Collecting our thoughts on government fees

Our government’s most serious and well-documented flaw is how it spends money. Coming in at a close second is how it collects money.

A new report from the Office of the Auditor General — one of the parting salvos submitted to Cabinet in the final days of Alastair Swarbrick’s tenure — highlights, as the Compass noted Friday, “inefficiencies, complicated fee structures, and a lack of risk management and performance tracking” in regard to government’s revenue collection apparatus.

The good news according to the auditor general is that overall the government is collecting the revenues it’s supposed to. (We guess that qualifies as good news.)

Potential troubles arise when the government doesn’t collect the revenue it’s due, in the form of fee waivers. Acting Auditor General Garnet Harrison said, “It was unclear in many cases why the waivers were granted.

“Government doesn’t track how much it grants in waivers, leaving it unable to provide proper financial reports required by its own accounting policies.”

Generally speaking, fee waivers amounting to less than $25,000 have been at the discretion of the financial secretary, and more than $25,000 goes to Cabinet for approval.
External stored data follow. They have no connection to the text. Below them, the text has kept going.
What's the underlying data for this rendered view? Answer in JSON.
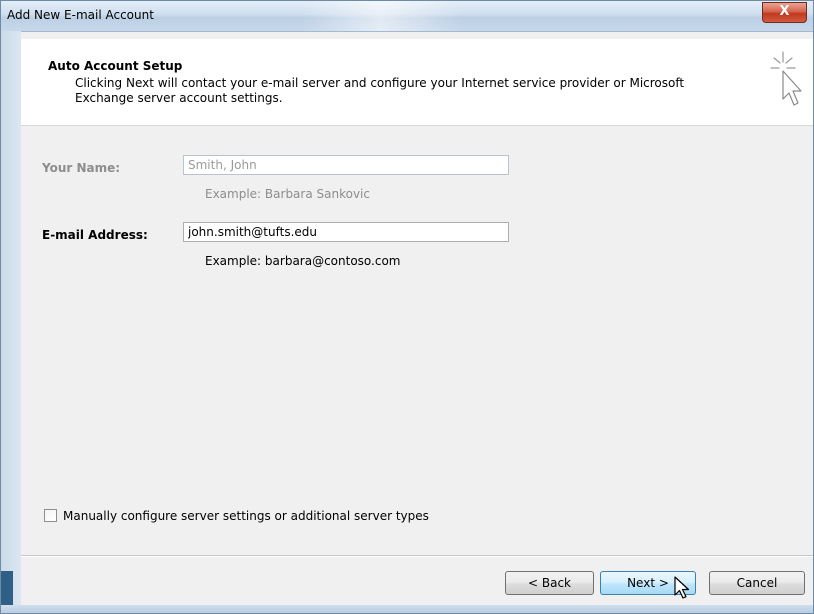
{
  "window": {
    "title": "Add New E-mail Account",
    "close_label": "X"
  },
  "header": {
    "heading": "Auto Account Setup",
    "description": "Clicking Next will contact your e-mail server and configure your Internet service provider or Microsoft Exchange server account settings.",
    "icon": "cursor-sparkle-icon"
  },
  "form": {
    "name": {
      "label": "Your Name:",
      "value": "Smith, John",
      "example": "Example: Barbara Sankovic",
      "enabled": false
    },
    "email": {
      "label": "E-mail Address:",
      "value": "john.smith@tufts.edu",
      "example": "Example: barbara@contoso.com",
      "enabled": true
    },
    "manual_config": {
      "label": "Manually configure server settings or additional server types",
      "checked": false
    }
  },
  "buttons": {
    "back": "< Back",
    "next": "Next >",
    "cancel": "Cancel"
  },
  "colors": {
    "accent": "#3c7fb1",
    "close": "#c0391f",
    "disabled_text": "#8d8d8d"
  }
}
A new amendment to the Public Management and Finance Law provides at least a partial fix to that problem, by taking the responsibility for waivers out of the hands of the financial secretary and placing it with the Ministry of Finance.
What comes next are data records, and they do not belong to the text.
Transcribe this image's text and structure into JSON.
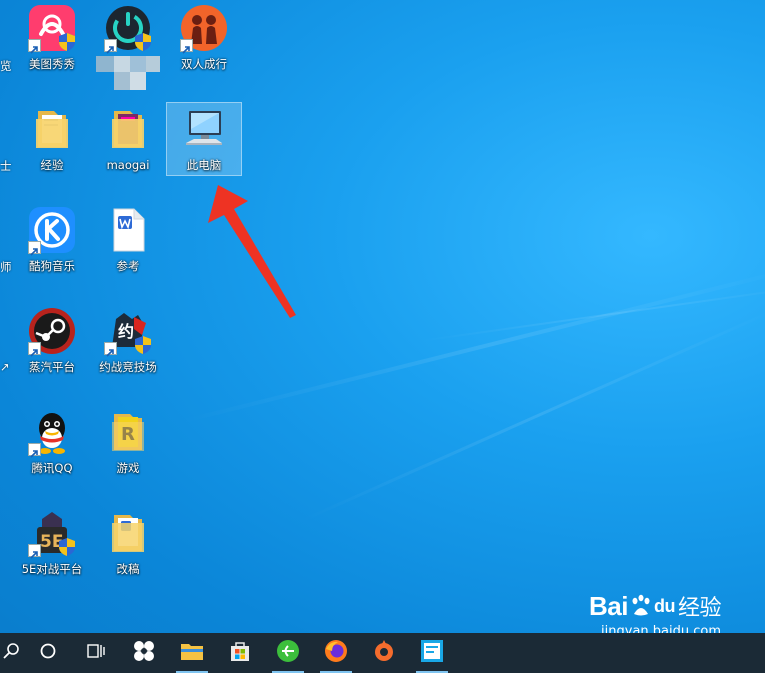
{
  "desktop": {
    "edge_labels": [
      "览",
      "士",
      "师",
      "↗"
    ],
    "icons": [
      {
        "name": "meitu-xiuxiu-icon",
        "label": "美图秀秀",
        "type": "meitu"
      },
      {
        "name": "app-blurred-icon",
        "label": "",
        "type": "power"
      },
      {
        "name": "it-takes-two-icon",
        "label": "双人成行",
        "type": "twopeople"
      },
      {
        "name": "folder-jingyan-icon",
        "label": "经验",
        "type": "folder"
      },
      {
        "name": "folder-maogai-icon",
        "label": "maogai",
        "type": "folder"
      },
      {
        "name": "this-pc-icon",
        "label": "此电脑",
        "type": "computer"
      },
      {
        "name": "kugou-music-icon",
        "label": "酷狗音乐",
        "type": "kugou"
      },
      {
        "name": "doc-cankao-icon",
        "label": "参考",
        "type": "word"
      },
      {
        "name": "steam-icon",
        "label": "蒸汽平台",
        "type": "steam"
      },
      {
        "name": "yuezhan-arena-icon",
        "label": "约战竞技场",
        "type": "yuezhan"
      },
      {
        "name": "tencent-qq-icon",
        "label": "腾讯QQ",
        "type": "qq"
      },
      {
        "name": "folder-games-icon",
        "label": "游戏",
        "type": "folderR"
      },
      {
        "name": "5e-platform-icon",
        "label": "5E对战平台",
        "type": "5e"
      },
      {
        "name": "folder-gaigao-icon",
        "label": "改稿",
        "type": "folderW"
      }
    ]
  },
  "taskbar": {
    "items": [
      {
        "name": "search-icon"
      },
      {
        "name": "cortana-icon"
      },
      {
        "name": "task-view-icon"
      },
      {
        "name": "pinwheel-app-icon"
      },
      {
        "name": "file-explorer-icon"
      },
      {
        "name": "microsoft-store-icon"
      },
      {
        "name": "browser-green-icon"
      },
      {
        "name": "firefox-icon"
      },
      {
        "name": "origin-icon"
      },
      {
        "name": "news-app-icon"
      }
    ]
  },
  "watermark": {
    "brand_left": "Bai",
    "brand_mid": "du",
    "brand_right": "经验",
    "url": "jingyan.baidu.com"
  },
  "colors": {
    "desktop_blue": "#0b86d8",
    "taskbar": "#1b2a36",
    "arrow": "#ee3323"
  }
}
Strictly speaking, it may seem more appropriate to place that discretionary power in the hands of a minister, rather than a civil servant. However, we would point out that the “real” solution would be to have an equitable and obvious system of taxation that would make the exercise of that discretion a relatively rare occurrence.
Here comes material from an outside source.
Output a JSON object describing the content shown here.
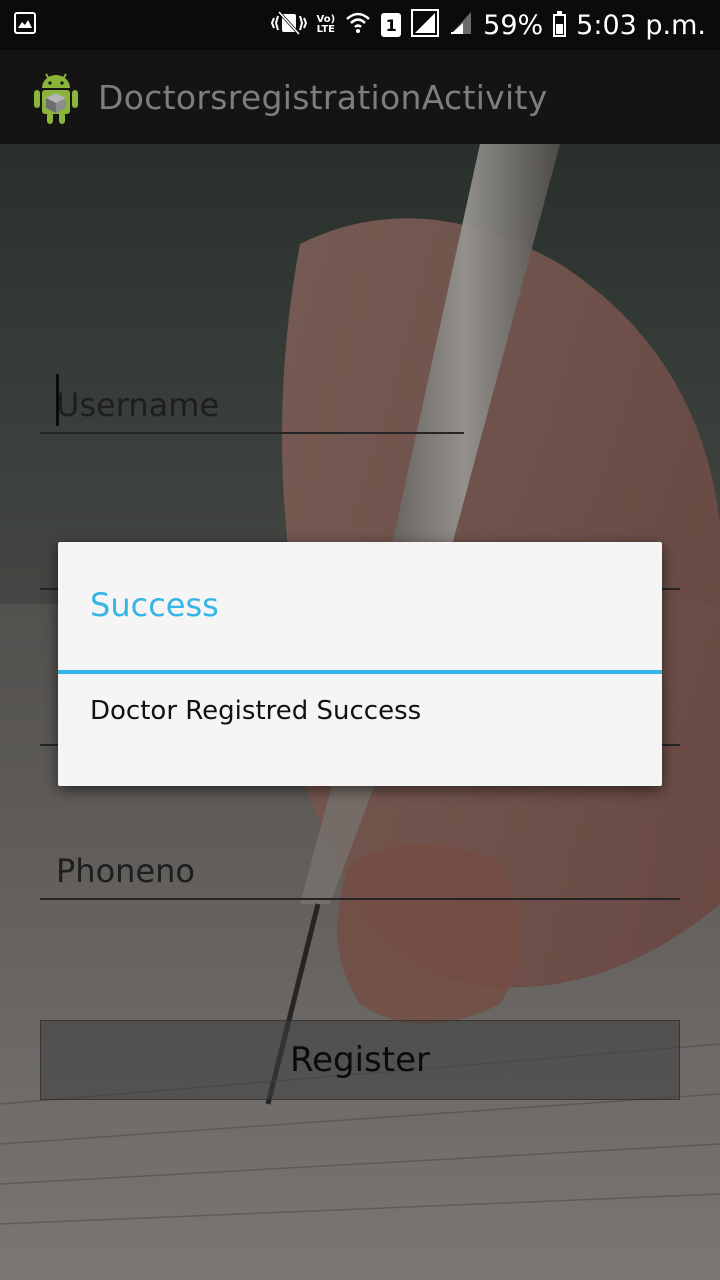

“Fair and transparent” taxation goes hand-in-hand with “simplified” taxation. Take, for example, work permit fees. Ponder the following sentence from Friday’s story: “There are more than 5,000 different fees listed for work permits in the Cayman Islands.”

Considering there are roughly 20,000 work permit holders in Cayman, that means (if evenly distributed) there would be merely four people for each kind of work permit category. The reality is that there are very many categories that do not even have a single work permit holder. What we have here is bureaucratic bloat and unnecessary complexity. Clearly there are too many work permit categories — which, as employers and human resource professionals know, are convoluted, confusing and whose fees vary subjectively, and oftentimes significantly, according to job titles, industry classifications and geography (whether it’s on Grand, Brac or Little).

It is no stretch to declare (categorically, perhaps) that the Byzantine classification of work permits is the number one impediment to promoting valued workers in Cayman. Promoting a work permit holder from “sales representative,” to “sales manager,” for example, not only requires an increase in that person’s salary, and perhaps benefits, but the changing of that person’s job title gives rise to a governmental checklist involving the re-advertisement of the job and an increase in the relevant work permit fee — in this case, typically from $1,000 per year to $8,000 per year (but that, of course, varies by industry and location).

What ends up happening often is an increase in duties and pay, but no change in title. It is too common in Cayman for people’s job titles to be designated according to work permit regulations, rather than actual responsibilities.

Government auditors point out that reducing the number of work permit categories and fees would simplify and speed up the process, and “thus improve service to the public.”
Simple, speedy and service-oriented. Come to think of it, that’s not a bad mantra for the entire civil service to adopt.